LONDON — BP has pledged to eliminate carbon emissions from its operations—and halve the carbon intensity of products such as gasoline and diesel—by 2050.
In an announcement made by incoming CEO Bernard Looney, BP is committing to reach net-zero carbon emissions by 2050 or sooner—or the equivalent of 415 million tons of carbon-dioxide equivalent per year, including in its oil and gas production activities. BP aims to cut the carbon intensity of its energy products by 50% by 2050 or sooner. This includes fuels, natural gas, biofuels and electricity but not lubricants or petrochemical feedstocks. And it will aim to increase the share of its investment in non-oil and gas businesses, as well as slash the methane intensity of its operations by 50%.
As part of its pledge on carbon emissions reductions, Looney said BP will increase its advocacy of policies such as carbon pricing and set “new expectations” for its relationships with trade associations, including “being prepared to leave those where alignment cannot be reached” with its position on climate change. In 2019, Royal Dutch Shell announced it would leave the American Fuel & Petrochemical Manufacturers Association (AFPM) because of its stance on climate-change policy, and it highlighted its disagreements with the American Petroleum Institute and U.S. Chamber of Commerce, Bloomberg reported. Several oil companies also support a national carbon tax in the U.S.; in 2019, BP joined Shell and ExxonMobil in Washington to lobby lawmakers to pass a carbon tax, The Hill reported.
BP would also tie a portion of employees’ compensation to hitting emissions reductions targets, and form a new team to develop clean energy and mobility solutions and to help other companies, countries and cities decarbonize.
Despite the net-zero pledge, BP will “very likely” still be producing and refining hydrocarbons in 2050—but less of them, Looney said.

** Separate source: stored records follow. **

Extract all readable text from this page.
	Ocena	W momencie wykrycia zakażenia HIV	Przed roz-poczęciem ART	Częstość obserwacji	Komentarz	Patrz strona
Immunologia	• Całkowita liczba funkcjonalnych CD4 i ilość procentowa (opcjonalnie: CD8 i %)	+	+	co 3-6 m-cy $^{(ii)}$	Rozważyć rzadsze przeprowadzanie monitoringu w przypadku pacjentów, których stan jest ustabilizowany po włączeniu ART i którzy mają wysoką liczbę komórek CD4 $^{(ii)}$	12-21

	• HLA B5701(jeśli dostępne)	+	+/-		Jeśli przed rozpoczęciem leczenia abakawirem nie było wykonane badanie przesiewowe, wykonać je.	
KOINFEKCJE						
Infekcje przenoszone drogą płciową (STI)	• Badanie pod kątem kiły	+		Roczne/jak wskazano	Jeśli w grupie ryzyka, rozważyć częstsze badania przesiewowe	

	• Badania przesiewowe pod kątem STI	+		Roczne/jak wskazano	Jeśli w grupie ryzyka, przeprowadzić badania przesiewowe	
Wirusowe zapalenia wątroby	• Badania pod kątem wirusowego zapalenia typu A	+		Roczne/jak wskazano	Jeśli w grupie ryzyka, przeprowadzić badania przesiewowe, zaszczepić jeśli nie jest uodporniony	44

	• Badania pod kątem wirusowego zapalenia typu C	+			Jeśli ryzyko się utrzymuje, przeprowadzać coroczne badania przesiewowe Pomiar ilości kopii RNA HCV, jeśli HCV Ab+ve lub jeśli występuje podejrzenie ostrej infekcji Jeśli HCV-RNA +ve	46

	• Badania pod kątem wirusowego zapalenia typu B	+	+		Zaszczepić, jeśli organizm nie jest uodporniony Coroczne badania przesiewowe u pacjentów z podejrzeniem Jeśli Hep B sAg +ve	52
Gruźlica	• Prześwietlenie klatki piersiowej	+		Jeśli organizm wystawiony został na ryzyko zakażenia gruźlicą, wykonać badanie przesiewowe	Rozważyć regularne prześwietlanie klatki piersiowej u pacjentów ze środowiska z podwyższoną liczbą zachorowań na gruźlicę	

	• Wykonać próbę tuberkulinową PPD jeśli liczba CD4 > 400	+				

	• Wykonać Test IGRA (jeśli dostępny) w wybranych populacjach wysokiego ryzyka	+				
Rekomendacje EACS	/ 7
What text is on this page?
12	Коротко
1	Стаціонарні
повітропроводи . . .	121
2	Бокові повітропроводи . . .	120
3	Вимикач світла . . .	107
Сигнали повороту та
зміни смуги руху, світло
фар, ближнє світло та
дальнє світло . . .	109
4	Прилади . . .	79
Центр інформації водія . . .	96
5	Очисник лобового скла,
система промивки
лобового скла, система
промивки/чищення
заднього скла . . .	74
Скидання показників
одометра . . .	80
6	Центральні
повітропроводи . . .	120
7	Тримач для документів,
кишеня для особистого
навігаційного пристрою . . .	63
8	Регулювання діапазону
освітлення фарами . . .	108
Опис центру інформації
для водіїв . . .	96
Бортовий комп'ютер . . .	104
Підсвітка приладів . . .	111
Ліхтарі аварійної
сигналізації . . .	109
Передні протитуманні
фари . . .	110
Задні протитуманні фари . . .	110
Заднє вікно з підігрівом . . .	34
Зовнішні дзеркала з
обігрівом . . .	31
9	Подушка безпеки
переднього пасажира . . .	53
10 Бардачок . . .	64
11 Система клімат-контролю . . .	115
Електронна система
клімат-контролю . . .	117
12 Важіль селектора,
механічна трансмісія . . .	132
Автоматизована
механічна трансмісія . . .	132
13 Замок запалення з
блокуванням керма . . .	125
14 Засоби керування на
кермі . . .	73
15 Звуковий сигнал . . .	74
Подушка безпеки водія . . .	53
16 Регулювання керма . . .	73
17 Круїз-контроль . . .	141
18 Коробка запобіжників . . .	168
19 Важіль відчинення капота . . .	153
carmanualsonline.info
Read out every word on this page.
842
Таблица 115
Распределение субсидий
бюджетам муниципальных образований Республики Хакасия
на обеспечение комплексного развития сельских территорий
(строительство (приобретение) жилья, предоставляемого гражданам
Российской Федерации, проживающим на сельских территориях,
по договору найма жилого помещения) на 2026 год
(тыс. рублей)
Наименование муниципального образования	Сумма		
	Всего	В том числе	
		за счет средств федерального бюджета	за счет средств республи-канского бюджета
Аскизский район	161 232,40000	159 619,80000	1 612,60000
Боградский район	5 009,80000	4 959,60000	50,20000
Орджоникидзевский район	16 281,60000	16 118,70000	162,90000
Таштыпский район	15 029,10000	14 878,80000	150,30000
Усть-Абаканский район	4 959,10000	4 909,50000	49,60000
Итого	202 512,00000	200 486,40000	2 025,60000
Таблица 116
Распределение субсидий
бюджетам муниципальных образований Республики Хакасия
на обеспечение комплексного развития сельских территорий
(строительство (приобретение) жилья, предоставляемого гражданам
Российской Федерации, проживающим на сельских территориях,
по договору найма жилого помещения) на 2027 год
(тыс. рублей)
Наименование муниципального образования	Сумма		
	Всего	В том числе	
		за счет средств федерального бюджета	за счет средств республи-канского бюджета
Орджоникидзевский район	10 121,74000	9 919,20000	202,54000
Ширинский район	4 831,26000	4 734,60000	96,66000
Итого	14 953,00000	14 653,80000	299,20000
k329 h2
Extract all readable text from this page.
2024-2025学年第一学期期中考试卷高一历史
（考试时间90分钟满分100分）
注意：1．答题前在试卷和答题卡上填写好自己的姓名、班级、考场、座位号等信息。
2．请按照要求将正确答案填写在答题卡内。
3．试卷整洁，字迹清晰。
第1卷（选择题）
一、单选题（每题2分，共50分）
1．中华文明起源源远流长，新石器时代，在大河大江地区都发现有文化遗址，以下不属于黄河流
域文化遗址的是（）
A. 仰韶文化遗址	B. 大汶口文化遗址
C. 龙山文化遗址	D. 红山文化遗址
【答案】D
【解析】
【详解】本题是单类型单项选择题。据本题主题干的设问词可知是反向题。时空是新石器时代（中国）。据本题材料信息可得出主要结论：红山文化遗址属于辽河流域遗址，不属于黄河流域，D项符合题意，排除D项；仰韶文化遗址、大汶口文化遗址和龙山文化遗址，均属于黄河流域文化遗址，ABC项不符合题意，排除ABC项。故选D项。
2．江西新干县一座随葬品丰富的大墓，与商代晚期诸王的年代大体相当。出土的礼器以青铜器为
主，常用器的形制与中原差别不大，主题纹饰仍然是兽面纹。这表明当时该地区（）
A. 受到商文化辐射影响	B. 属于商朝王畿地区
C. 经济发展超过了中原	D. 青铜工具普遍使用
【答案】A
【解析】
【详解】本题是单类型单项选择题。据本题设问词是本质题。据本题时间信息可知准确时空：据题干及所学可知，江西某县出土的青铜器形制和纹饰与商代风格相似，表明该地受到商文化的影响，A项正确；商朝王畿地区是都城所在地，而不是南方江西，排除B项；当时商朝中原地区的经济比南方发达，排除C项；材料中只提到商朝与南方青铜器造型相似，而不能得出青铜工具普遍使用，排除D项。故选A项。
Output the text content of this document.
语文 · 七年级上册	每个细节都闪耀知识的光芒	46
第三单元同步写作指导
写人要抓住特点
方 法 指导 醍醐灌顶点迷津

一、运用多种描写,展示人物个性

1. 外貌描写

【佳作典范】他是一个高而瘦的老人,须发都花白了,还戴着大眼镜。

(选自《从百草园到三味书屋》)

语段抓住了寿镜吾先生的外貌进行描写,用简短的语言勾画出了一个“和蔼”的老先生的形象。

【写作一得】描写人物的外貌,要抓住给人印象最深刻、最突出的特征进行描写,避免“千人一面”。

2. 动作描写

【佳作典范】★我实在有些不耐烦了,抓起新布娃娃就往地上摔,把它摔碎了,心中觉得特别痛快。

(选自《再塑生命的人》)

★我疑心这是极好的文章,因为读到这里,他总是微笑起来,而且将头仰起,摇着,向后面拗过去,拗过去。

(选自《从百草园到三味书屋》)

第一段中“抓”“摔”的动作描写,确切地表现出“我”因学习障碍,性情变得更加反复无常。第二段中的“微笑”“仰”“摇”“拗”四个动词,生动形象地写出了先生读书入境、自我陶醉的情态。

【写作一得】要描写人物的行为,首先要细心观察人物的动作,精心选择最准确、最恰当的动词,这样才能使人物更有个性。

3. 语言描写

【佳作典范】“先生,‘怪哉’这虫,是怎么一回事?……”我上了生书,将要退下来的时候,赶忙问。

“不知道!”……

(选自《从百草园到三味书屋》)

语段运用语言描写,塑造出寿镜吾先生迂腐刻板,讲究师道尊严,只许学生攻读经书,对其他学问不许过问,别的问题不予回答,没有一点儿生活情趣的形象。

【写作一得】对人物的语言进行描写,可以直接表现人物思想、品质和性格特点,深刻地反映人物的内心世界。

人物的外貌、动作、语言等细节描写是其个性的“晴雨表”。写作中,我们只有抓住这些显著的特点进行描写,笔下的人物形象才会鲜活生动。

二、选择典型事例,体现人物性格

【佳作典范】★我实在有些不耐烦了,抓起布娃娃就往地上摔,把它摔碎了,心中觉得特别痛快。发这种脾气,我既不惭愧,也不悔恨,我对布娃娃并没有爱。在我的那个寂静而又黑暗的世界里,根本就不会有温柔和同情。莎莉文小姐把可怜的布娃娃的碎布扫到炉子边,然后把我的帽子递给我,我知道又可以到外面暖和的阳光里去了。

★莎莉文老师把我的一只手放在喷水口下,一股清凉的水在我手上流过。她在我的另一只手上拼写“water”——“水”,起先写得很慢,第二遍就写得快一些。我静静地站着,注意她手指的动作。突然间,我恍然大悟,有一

“We will increasingly focus our investments on the highest-quality barrels and drive returns and cash flow, not production volumes,” he said in a Q&A announcing the news. “And with that, you can expect oil and gas production to decline gradually over time.”
These hydrocarbons would be decarbonized in some way, Looney said, “But we can only reimagine energy if we are financially strong, able to pay the dividend our owners depend on—and generate the cash needed to invest in new low- and no-carbon businesses.”
To support the emissions goals, BP is eliminating its upstream and downstream structure and creating 11 teams separated into four business units: production and operations; customers and products; gas and low-carbon energy; and innovation and engineering. BP’s branded retail business, which include more than 6,500 independently owned BP-branded sites and approximately 165 Amoco-branded locations, as well as its Arco/ampm network of more than 1,000 locations, would be part of the customers and products business unit, Michael Abendhoff, director of media affairs, U.S. downstream, told CSP Daily News.
“The details are still in development, but BP remains committed to our branded marketers and their success,” said Abendhoff via e-mail.
“We need to reinvent BP,” Looney said. “Our historic structure has served us well but, in order to keep up with rapidly evolving customer demands and society’s expectations, we need to become more integrated and more focused. So we are undertaking a major reorganization, introducing a new structure, a new leadership team and new ways of working for all of us.”
The gas and low-carbon energy unit will combine BP’s global energy teams to focus on low-carbon solutions, pursue decarbonization opportunities and new growth areas such as hydrogen and carbon capture, utilization and storage (CCUS). The same day as BP’s announcement, a group of Republican legislators in the U.S. House of Representatives introduced a bill that would incentivize CCUS through a tax credit and support research and development of carbon capture and utilization technology, The Hill reported.
On the low-carbon fuels front, BP has grown its involvement in solar and wind energy, biofuels and electric vehicle (EV) charging. In 2019, BP opened the first in a nationwide network of BP Chargemaster EV charging stations planned for its branded sites in the United Kingdom.
London-based BP will share more details on how it will carry out its net-zero emissions pledge during a capital markets event in September.